Au cours de la cérémonie, le cardinal Bertone a souligné le caractère actuel des idées éducatives de la bienheureuse, qui renvoient, a-t-il dit, « à la nécessité fondamentale d’avoir des écoles où la dimension religieuse se révèlerait dans tout son potentiel positif pour un développement pleinement humain ». Reprenant l’invitation de mère Antonia, il a rappelé qu'il ne faut pas « avoir peur d’éduquer aux choix exigeants que Jésus ne cesse de proposer dans l’Eglise, sur le chemin des diverses vocations ».
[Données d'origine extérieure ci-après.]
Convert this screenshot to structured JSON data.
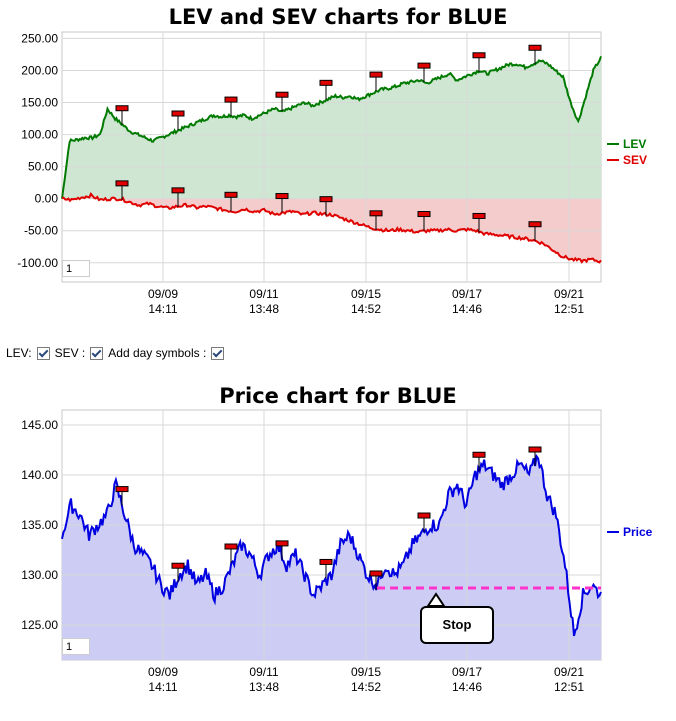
{
  "chart_data": [
    {
      "type": "line",
      "title": "LEV and SEV charts for BLUE",
      "xlabel": "",
      "ylabel": "",
      "ylim": [
        -130,
        260
      ],
      "y_ticks": [
        "250.00",
        "200.00",
        "150.00",
        "100.00",
        "50.00",
        "0.00",
        "-50.00",
        "-100.00"
      ],
      "x_ticks": [
        {
          "date": "09/09",
          "time": "14:11"
        },
        {
          "date": "09/11",
          "time": "13:48"
        },
        {
          "date": "09/15",
          "time": "14:52"
        },
        {
          "date": "09/17",
          "time": "14:46"
        },
        {
          "date": "09/21",
          "time": "12:51"
        }
      ],
      "grid": true,
      "legend_position": "right",
      "series": [
        {
          "name": "LEV",
          "color": "#007a00",
          "fill": "#cfe6d3",
          "values": [
            0,
            90,
            92,
            95,
            95,
            100,
            140,
            125,
            115,
            105,
            100,
            95,
            90,
            95,
            100,
            105,
            110,
            115,
            120,
            125,
            130,
            128,
            130,
            128,
            130,
            125,
            130,
            135,
            140,
            135,
            140,
            145,
            150,
            145,
            150,
            155,
            160,
            158,
            160,
            155,
            160,
            165,
            170,
            172,
            175,
            180,
            182,
            185,
            180,
            185,
            190,
            195,
            185,
            190,
            195,
            200,
            195,
            200,
            205,
            210,
            210,
            205,
            210,
            215,
            210,
            200,
            190,
            150,
            120,
            160,
            200,
            220
          ]
        },
        {
          "name": "SEV",
          "color": "#e00000",
          "fill": "#f5cccc",
          "values": [
            0,
            -2,
            2,
            5,
            -2,
            0,
            0,
            -5,
            -10,
            -8,
            -12,
            -15,
            -12,
            -10,
            -14,
            -12,
            -15,
            -18,
            -20,
            -16,
            -20,
            -18,
            -24,
            -22,
            -20,
            -25,
            -22,
            -24,
            -25,
            -30,
            -35,
            -40,
            -45,
            -48,
            -50,
            -48,
            -50,
            -52,
            -50,
            -50,
            -48,
            -50,
            -48,
            -50,
            -55,
            -56,
            -58,
            -60,
            -62,
            -65,
            -70,
            -80,
            -90,
            -95,
            -97,
            -95,
            -98
          ]
        }
      ],
      "day_markers": true
    },
    {
      "type": "line",
      "title": "Price chart for BLUE",
      "xlabel": "",
      "ylabel": "",
      "ylim": [
        121.5,
        146.5
      ],
      "y_ticks": [
        "145.00",
        "140.00",
        "135.00",
        "130.00",
        "125.00"
      ],
      "x_ticks": [
        {
          "date": "09/09",
          "time": "14:11"
        },
        {
          "date": "09/11",
          "time": "13:48"
        },
        {
          "date": "09/15",
          "time": "14:52"
        },
        {
          "date": "09/17",
          "time": "14:46"
        },
        {
          "date": "09/21",
          "time": "12:51"
        }
      ],
      "grid": true,
      "legend_position": "right",
      "series": [
        {
          "name": "Price",
          "color": "#0000e0",
          "fill": "#ccccf5",
          "values": [
            134,
            137,
            136,
            134,
            135,
            136,
            139,
            136,
            133,
            132,
            131,
            129,
            128,
            130,
            131,
            129,
            130,
            128,
            129,
            131,
            133,
            132,
            130,
            132,
            133,
            131,
            132,
            130,
            128,
            129,
            130,
            133,
            134,
            132,
            130,
            129,
            131,
            130,
            131,
            133,
            134,
            135,
            135,
            138,
            139,
            137,
            140,
            141,
            140,
            139,
            140,
            141,
            140,
            142,
            138,
            136,
            131,
            124,
            128,
            129,
            128
          ]
        }
      ],
      "stop_level": 128.7,
      "stop_label": "Stop",
      "day_markers": true
    }
  ],
  "controls": {
    "lev_label": "LEV:",
    "sev_label": "SEV :",
    "day_label": "Add day symbols :",
    "lev_checked": true,
    "sev_checked": true,
    "day_checked": true
  },
  "zoom_lev": "1",
  "zoom_price": "1",
  "colors": {
    "grid": "#d8d8d8",
    "marker": "#e00000"
  }
}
« Trop de fois il semblerait que l’on ait peur de laisser un espace à la dimension religieuse de la vie, inscrite dans le cœur humain », a relevé le cardinal Bertone qui déplore la tendance actuelle de vouloir « confiner et cacher » cette dimension, la reléguer à la sphère privé de l’individu. Cette attitude, a-t-il insisté, « appauvrit énormément le travail éducatif ».

Le nombre des écoles dirigées par les sœurs de la charité de l’Immaculée Conception de mère Verna « nous interpellent aujourd’hui plus que jamais sur le rôle d’une école libre et paritaire, qui, au plan éducatif, est un enrichissement pour tout un pays ».

Les écoles dirigées par les filles spirituelles de mère Antonia en Europe, en Amérique, au Moyen-Orient et en Afrique, a conclu le cardinal Bertone, ont favorisé la formation de « générations d’enseignants qui ont été et sont de vrais éducateurs, mais dont la contribution au développement culturel et social de leurs pays respectifs, difficilement quantifiable, est trop souvent oubliée ».